A MT-499, em Paranatinga, se tornou motivo de revolta para produtores rurais e moradores da zona rural em plena colheita da soja. A estrada mato-grossense, principal rota de acesso a propriedades e responsável pelo escoamento da produção, enfrenta atoleiros, trechos estreitos e pontos considerados perigosos, agravados pelo período chuvoso.
O agricultor Fernando Petri Valdameri acompanha com apreensão o avanço da safra e as dificuldades enfrentadas fora da porteira. Nesta safra, ele cultivou 750 hectares de soja e já tem cerca de 250 hectares prontos para a colheita. O excesso de chuva, segundo ele, mudou o cenário da lavoura e aumentou a preocupação com a retirada da produção.
“Faltou chuva no começo e agora virou só água. Está com uma acumulação de 1,8 mil milímetros. Gira em torno de 2,2 mil, 2,4 mil o histórico de chuva, e essa soja chegando agora fico um pouco apreensivo em relação a essa colheita, fica preocupante porque já tem mais de 20 dias que não para de chover”, diz ao Patrulheiro Agro.
Apesar da expectativa de iniciar a colheita, ele afirma que o maior receio está nas condições da estrada. Conforme relata, a situação tem impactado diretamente a rotina de quem depende da via. “Tem uma empresa que ganhou a licitação para manter a manutenção dela, chega agora na época da chuva o cara está mexendo, passou a seca inteira sem mexer, isso aqui não tem condição”.
Além das dificuldades para os caminhões, o produtor destaca que a precariedade afeta toda a comunidade, inclusive o transporte escolar. “Estamos sofrendo aqui já tem mais de mês com atoleiro, arrastando caminhão, arrastando ônibus escolar, com as crianças correndo risco dentro do ônibus escolar. O ano passado tivemos aqui cinco quilômetros e sete pontos de atoleiros e esse ano vai ser a mesma coisa”.

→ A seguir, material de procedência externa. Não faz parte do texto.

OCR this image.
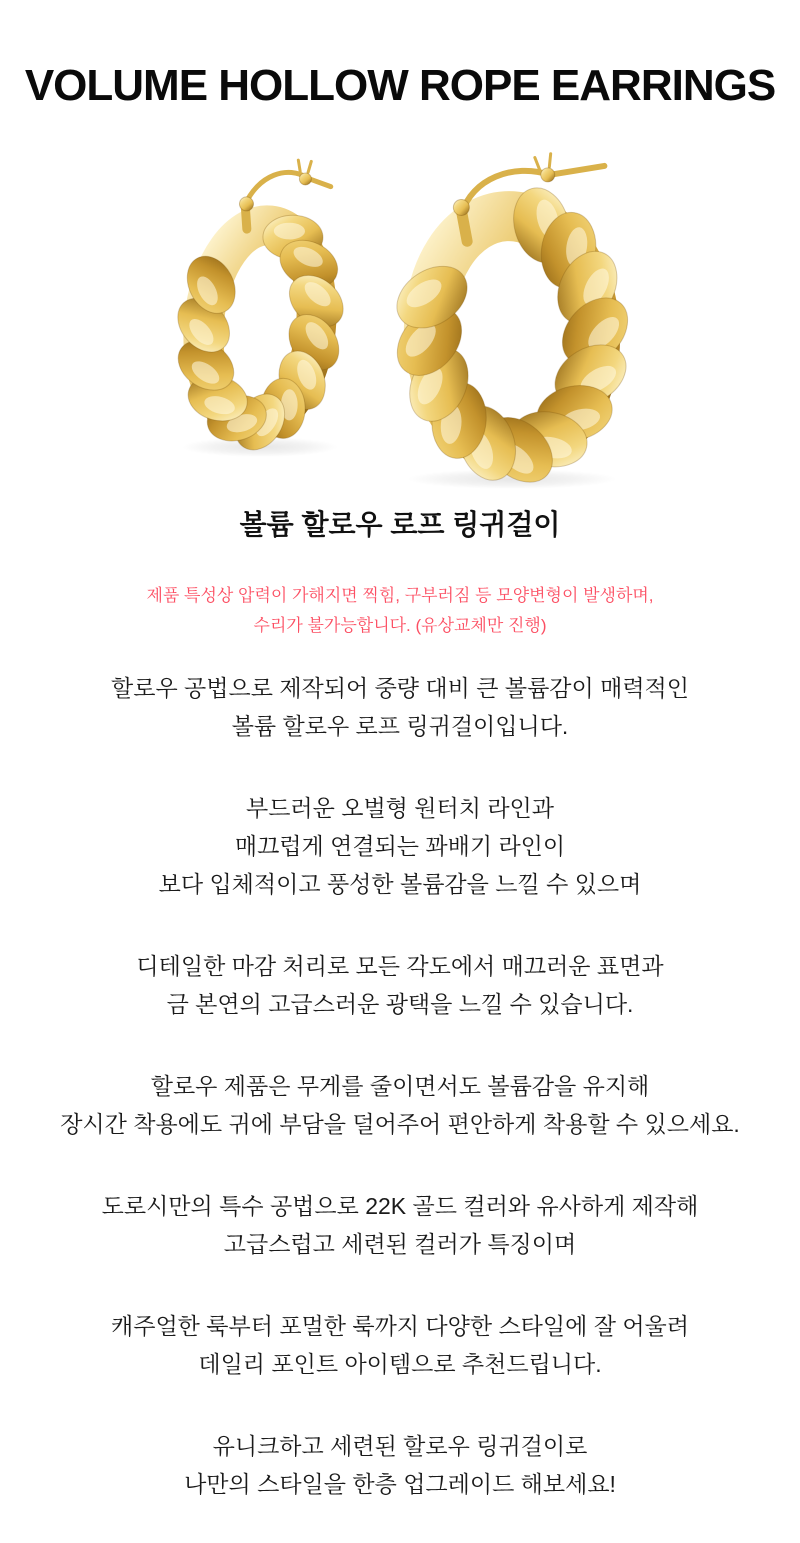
VOLUME HOLLOW ROPE EARRINGS
볼륨 할로우 로프 링귀걸이
제품 특성상 압력이 가해지면 찍힘, 구부러짐 등 모양변형이 발생하며,
수리가 불가능합니다. (유상교체만 진행)

할로우 공법으로 제작되어 중량 대비 큰 볼륨감이 매력적인
볼륨 할로우 로프 링귀걸이입니다.

부드러운 오벌형 원터치 라인과
매끄럽게 연결되는 꽈배기 라인이
보다 입체적이고 풍성한 볼륨감을 느낄 수 있으며

디테일한 마감 처리로 모든 각도에서 매끄러운 표면과
금 본연의 고급스러운 광택을 느낄 수 있습니다.

할로우 제품은 무게를 줄이면서도 볼륨감을 유지해
장시간 착용에도 귀에 부담을 덜어주어 편안하게 착용할 수 있으세요.

도로시만의 특수 공법으로 22K 골드 컬러와 유사하게 제작해
고급스럽고 세련된 컬러가 특징이며

캐주얼한 룩부터 포멀한 룩까지 다양한 스타일에 잘 어울려
데일리 포인트 아이템으로 추천드립니다.

유니크하고 세련된 할로우 링귀걸이로
나만의 스타일을 한층 업그레이드 해보세요!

Prejuízos e dificuldades no escoamento
A falta de condições adequadas da estrada em Paranatinga já trouxe prejuízos diretos ao produtor. De acordo com Fernando, na safra passada parte da produção foi perdida porque não conseguiu ser retirada a tempo. “O ano passado perdi bastante soja por não conseguir escoar. Eu perdi em torno de umas oito mil sacas por não ter estrada para poder tirar, ficou sete dias trancada a estrada aqui e não consegui tirar a safra aí acabou apodrecendo soja na lavoura”, lembra em entrevista ao Canal Rural Mato Grosso.
A realidade é semelhante para outros produtores que dependem da MT-499. Fábio Sulis, que cultivou 420 hectares de soja nesta safra em Paranatinga, afirma que a falta de infraestrutura é um problema antigo e persistente. Morador da região há 21 anos, ele diz que nunca viu melhorias suficientes. “Os 21 anos até hoje nunca teve estrada, cada vez pior. O pessoal precisa tirar a colheita, a plantação deles e não está conseguindo tirar. Precisa de estrada”.
Ele ressalta ainda que as condições da via dificultam o tráfego e aumentam o risco de acidentes, principalmente devido à largura limitada em alguns trechos. “E outra é uma via só, e aí como é que faz? Como é que faz um caminhão vindo de lá para cá e outro indo daqui para lá? Daqui para lá você não enxerga quem está vindo, aí os caminhões se encontram não tem como dar lado um para o outro para passar dois caminhões ficam ali ilhado”.
Os impactos também recaem sobre os caminhoneiros, que enfrentam aumento nos custos e riscos constantes. O motorista Uender Oliveira de Souza relata que a manutenção dos veículos tem pesado no bolso. “Vai tudo em despesa. Pneu, mola, balança, manutenção muito cara. A estrada não ajuda. Se for do jeito que está a gente nem entra, se entrar é perigoso tombar”. Conforme ele, a situação piorou nos últimos anos, tornando o transporte ainda mais difícil.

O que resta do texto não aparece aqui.